Metaplanococcus

Scientific classification
- Domain: Bacteria
- Kingdom: Bacillati
- Phylum: Bacillota
- Class: Bacilli
- Order: Caryophanales
- Family: Caryophanaceae
- Genus: Metaplanococcus Gupta and Patel 2020
- Type species: Metaplanococcus flavidus (Jung et al. 2009) Gupta & Patel 2020
- Species: M. flavidus;

= Metaplanococcus =

Genus of bacteria

Metaplanococcus is a genus of gram-positive or gram-variable, cocci or short rod-shaped bacteria in the family Caryophanaceae from the order Caryophanales. The type species of this genus is Metaplanococcus flavidus.

Members of Metaplanococcus are previously species belonging to Planococcus. Instead of branching with species from Planococcus, this species and an unnamed Planomicrobium species formed a monophyletic branch in various phylogenetic trees constructed based on conserved genome sequences, indicating their phylogenetic relatedness. The family Caryophanaceae encompassed many branching anomalies such as this one, partially due to the reliance on 16S rRNA sequences as a method for classification, which is known to have low resolution power and give differing results depending on the algorithm used. In 2020, a comparative genomic study emended the family, resulting in the establishment of three new genera, including Metaplanococcus.

The name Metaplanococcus is derived from the Greek adjective meta, translating into "besides" and the Latin term Planococcus, referring the genus name. Together, Metaplanococcus can be translated as a genus besides Planococcus.

== Biochemical characteristics and molecular signatures ==
Source:

Members of this genus motile by means of a single polar flagellum.

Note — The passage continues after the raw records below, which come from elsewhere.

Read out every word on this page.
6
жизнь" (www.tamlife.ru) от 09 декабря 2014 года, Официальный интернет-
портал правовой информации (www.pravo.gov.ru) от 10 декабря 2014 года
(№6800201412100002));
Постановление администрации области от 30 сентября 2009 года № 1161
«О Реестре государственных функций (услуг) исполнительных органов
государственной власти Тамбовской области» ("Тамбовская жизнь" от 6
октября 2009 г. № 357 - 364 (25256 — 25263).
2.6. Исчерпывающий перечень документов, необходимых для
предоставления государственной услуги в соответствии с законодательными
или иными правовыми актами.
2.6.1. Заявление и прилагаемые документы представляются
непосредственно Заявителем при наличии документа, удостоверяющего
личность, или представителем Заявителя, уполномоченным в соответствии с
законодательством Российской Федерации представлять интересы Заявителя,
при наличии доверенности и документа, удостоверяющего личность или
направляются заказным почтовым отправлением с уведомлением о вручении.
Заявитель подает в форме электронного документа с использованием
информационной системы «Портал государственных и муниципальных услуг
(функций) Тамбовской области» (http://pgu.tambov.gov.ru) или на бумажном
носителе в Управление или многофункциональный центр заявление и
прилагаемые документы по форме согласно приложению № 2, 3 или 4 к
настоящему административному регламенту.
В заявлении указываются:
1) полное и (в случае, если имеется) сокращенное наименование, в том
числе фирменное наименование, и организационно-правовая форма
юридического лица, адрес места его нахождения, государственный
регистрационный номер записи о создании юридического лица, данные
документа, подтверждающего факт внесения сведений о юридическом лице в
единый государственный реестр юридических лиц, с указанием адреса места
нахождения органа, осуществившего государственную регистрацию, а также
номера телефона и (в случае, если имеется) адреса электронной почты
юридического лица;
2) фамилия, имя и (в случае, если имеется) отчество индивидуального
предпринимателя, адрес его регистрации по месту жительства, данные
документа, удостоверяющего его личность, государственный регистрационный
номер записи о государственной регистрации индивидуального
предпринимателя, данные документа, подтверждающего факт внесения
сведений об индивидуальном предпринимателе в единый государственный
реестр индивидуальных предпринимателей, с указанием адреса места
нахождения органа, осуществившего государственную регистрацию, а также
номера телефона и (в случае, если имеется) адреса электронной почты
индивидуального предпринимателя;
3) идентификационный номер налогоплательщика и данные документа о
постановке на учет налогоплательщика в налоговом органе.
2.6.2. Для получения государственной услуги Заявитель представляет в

17 conserved signature indels (CSIs) were identified through genomic analyses as uniquely present in this genus in the following proteins: ABC transporter substrate-binding protein, methionine–tRNA ligase, MetQ/NlpA family ABC transporter substrate-binding protein, ABC transporter permease, spore protease YyaC, N-acetyl-alpha-D-glucosaminyl-5′L-malate synthase BshA, orotidine-5-phosphate decarboxylase, and phospho-N-acetylmuramoyl-pentapeptide-transferase. These CSIs provide a reliable molecular means for distinguishing members of Metaplanococcus from other genera in the family Caryophanaceae and all other bacteria.

== Taxonomy ==
Metaplanococcus, as of 2021, contains one species with a validly published name. This genus was identified as a monophyletic clade and phylogenetically unrelated to other species in the family Caryophanaceae in studies examining the taxonomic relationships within the family.